WahanaNews.co | Harga minyak turun di perdagangan Asia pada Kamis (27/10/22) sore, membalikkan reli lebih dari tiga persen di sesi sebelumnya, karena kekhawatiran yang berlarut-larut atas lesunya permintaan di China melebihi optimisme dari rekor ekspor minyak mentah AS dan melemahnya dolar AS.
Minyak mentah berjangka Brent merosot 25 sen atau 0,3 persen, menjadi diperdagangkan di 95,44 dolar AS per barel pada pukul 06.52 GMT, menghentikan kenaikan awal. Minyak mentah berjangka West Texas Intermediate (WTI) AS turun 25 sen atau 0,3 persen, menjadi 87,66 dolar AS per barel, juga menyerahkan keuntungan awal.
Baca Juga:
Tren Bullish Harga CPO Dinilai Bakal Terus Berlanjut
Stok minyak mentah AS naik 2,6 juta barel pekan lalu, menurut data mingguan pemerintah pada Rabu (25/10/2022), dengan ekspor minyak mentah naik menjadi 5,1 juta barel per hari, terbesar yang pernah ada.
"Ekspor minyak mentah AS yang solid meningkatkan optimisme atas permintaan dan mendorong pembelian baru, tetapi kekhawatiran bahwa kebijakan ekonomi China yang kacau dapat berlanjut di bawah meningkatnya kekuatan Presiden Xi Jinping membebani sentimen," kata Hiroyuki Kikukawa, manajer umum penelitian di Nissan Securities, dikutip dari Reuters.
Investor global membuang aset-aset China awal pekan ini di tengah kekhawatiran bahwa ideologi mungkin semakin mengalahkan pertumbuhan di bawah pemimpin paling kuat China sejak Mao Zedong.
Baca Juga:
Dalam Sepekan, Harga Minyak Sawit Melonjak 3 Persen
Bank Dunia pada Rabu (26/10/2022) mengatakan pihaknya memperkirakan harga-harga energi turun 11 persen pada 2023 setelah lonjakan 60 persen tahun ini menyusul invasi Rusia ke Ukraina, meskipun pertumbuhan global yang lebih lambat dan pembatasan COVID di China dapat menyebabkan penurunan lebih dalam. Moskow menyebut tindakannya di Ukraina sebagai "operasi militer khusus".

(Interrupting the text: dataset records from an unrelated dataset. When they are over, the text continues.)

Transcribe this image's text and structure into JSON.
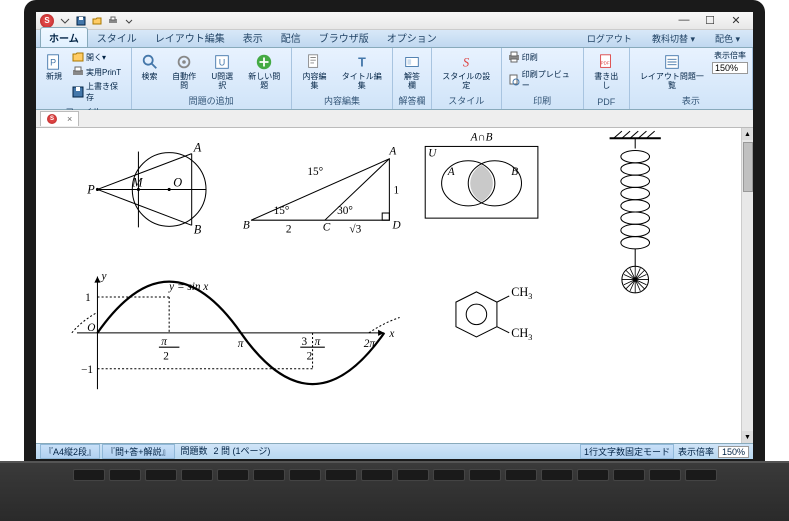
{
  "app": {
    "icon_letter": "S"
  },
  "window_controls": {
    "min": "—",
    "max": "☐",
    "close": "✕"
  },
  "tabs": {
    "items": [
      "ホーム",
      "スタイル",
      "レイアウト編集",
      "表示",
      "配信",
      "ブラウザ版",
      "オプション"
    ],
    "active_index": 0,
    "right": [
      "ログアウト",
      "教科切替 ▾",
      "配色 ▾"
    ]
  },
  "ribbon": {
    "groups": [
      {
        "label": "ファイル",
        "big": [
          {
            "name": "new-button",
            "icon": "doc-p",
            "label": "新規"
          }
        ],
        "small": [
          {
            "name": "open-menu",
            "icon": "folder",
            "label": "開く▾"
          },
          {
            "name": "print-util",
            "icon": "print-sm",
            "label": "実用PrinT"
          },
          {
            "name": "overwrite-save",
            "icon": "save",
            "label": "上書き保存"
          }
        ]
      },
      {
        "label": "問題の追加",
        "big": [
          {
            "name": "search-button",
            "icon": "search",
            "label": "検索"
          },
          {
            "name": "auto-create",
            "icon": "gear",
            "label": "自動作問"
          },
          {
            "name": "select-problem",
            "icon": "select-u",
            "label": "U問選択"
          },
          {
            "name": "new-problem",
            "icon": "plus-round",
            "label": "新しい問題"
          }
        ]
      },
      {
        "label": "内容編集",
        "big": [
          {
            "name": "edit-content",
            "icon": "edit-doc",
            "label": "内容編集"
          },
          {
            "name": "edit-title",
            "icon": "title-t",
            "label": "タイトル編集"
          }
        ]
      },
      {
        "label": "解答欄",
        "big": [
          {
            "name": "answer-field",
            "icon": "answer",
            "label": "解答欄"
          }
        ]
      },
      {
        "label": "スタイル",
        "big": [
          {
            "name": "style-settings",
            "icon": "style-s",
            "label": "スタイルの設定"
          }
        ]
      },
      {
        "label": "印刷",
        "small2": [
          {
            "name": "print-button",
            "icon": "printer",
            "label": "印刷"
          },
          {
            "name": "print-preview",
            "icon": "preview",
            "label": "印刷プレビュー"
          }
        ]
      },
      {
        "label": "PDF",
        "big": [
          {
            "name": "export-pdf",
            "icon": "pdf",
            "label": "書き出し"
          }
        ]
      },
      {
        "label": "表示",
        "big": [
          {
            "name": "layout-list",
            "icon": "list",
            "label": "レイアウト問題一覧"
          }
        ],
        "zoom": {
          "label": "表示倍率",
          "value": "150%"
        }
      }
    ]
  },
  "doctab": {
    "close": "×"
  },
  "statusbar": {
    "segA": "『A4縦2段』",
    "segB": "『問+答+解説』",
    "count_label": "問題数",
    "count_value": "2 問 (1ページ)",
    "mode": "1行文字数固定モード",
    "zoom_label": "表示倍率",
    "zoom_value": "150%"
  },
  "figures": {
    "circle": {
      "P": "P",
      "M": "M",
      "O": "O",
      "A": "A",
      "B": "B"
    },
    "triangle": {
      "A": "A",
      "B": "B",
      "C": "C",
      "D": "D",
      "a15a": "15°",
      "a15b": "15°",
      "a30": "30°",
      "len2": "2",
      "lenr3": "√3",
      "len1": "1"
    },
    "venn": {
      "title": "A∩B",
      "U": "U",
      "A": "A",
      "B": "B"
    },
    "sine": {
      "eq": "y = sin x",
      "y": "y",
      "x": "x",
      "O": "O",
      "one": "1",
      "neg1": "−1",
      "pi2": "π",
      "pi2d": "2",
      "pi": "π",
      "threepi2n": "3",
      "threepi2d": "2",
      "threepi2m": "π",
      "twopi": "2π"
    },
    "chem": {
      "ch3a": "CH",
      "sub3a": "3",
      "ch3b": "CH",
      "sub3b": "3"
    }
  }
}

Penurunan harga minyak terjadi meskipun dolar melemah yang membuat minyak mentah berdenominasi greenback lebih murah bagi pemegang mata uang lainnya.
Dolar mendekati level terendah lebih dari satu bulan terhadap sekeranjang mata uang utama lainnya pada Kamis, di tengah meningkatnya harapan bahwa Federal Reserve AS akan beralih ke kenaikan suku bunga yang kurang agresif untuk meredam risiko resesi.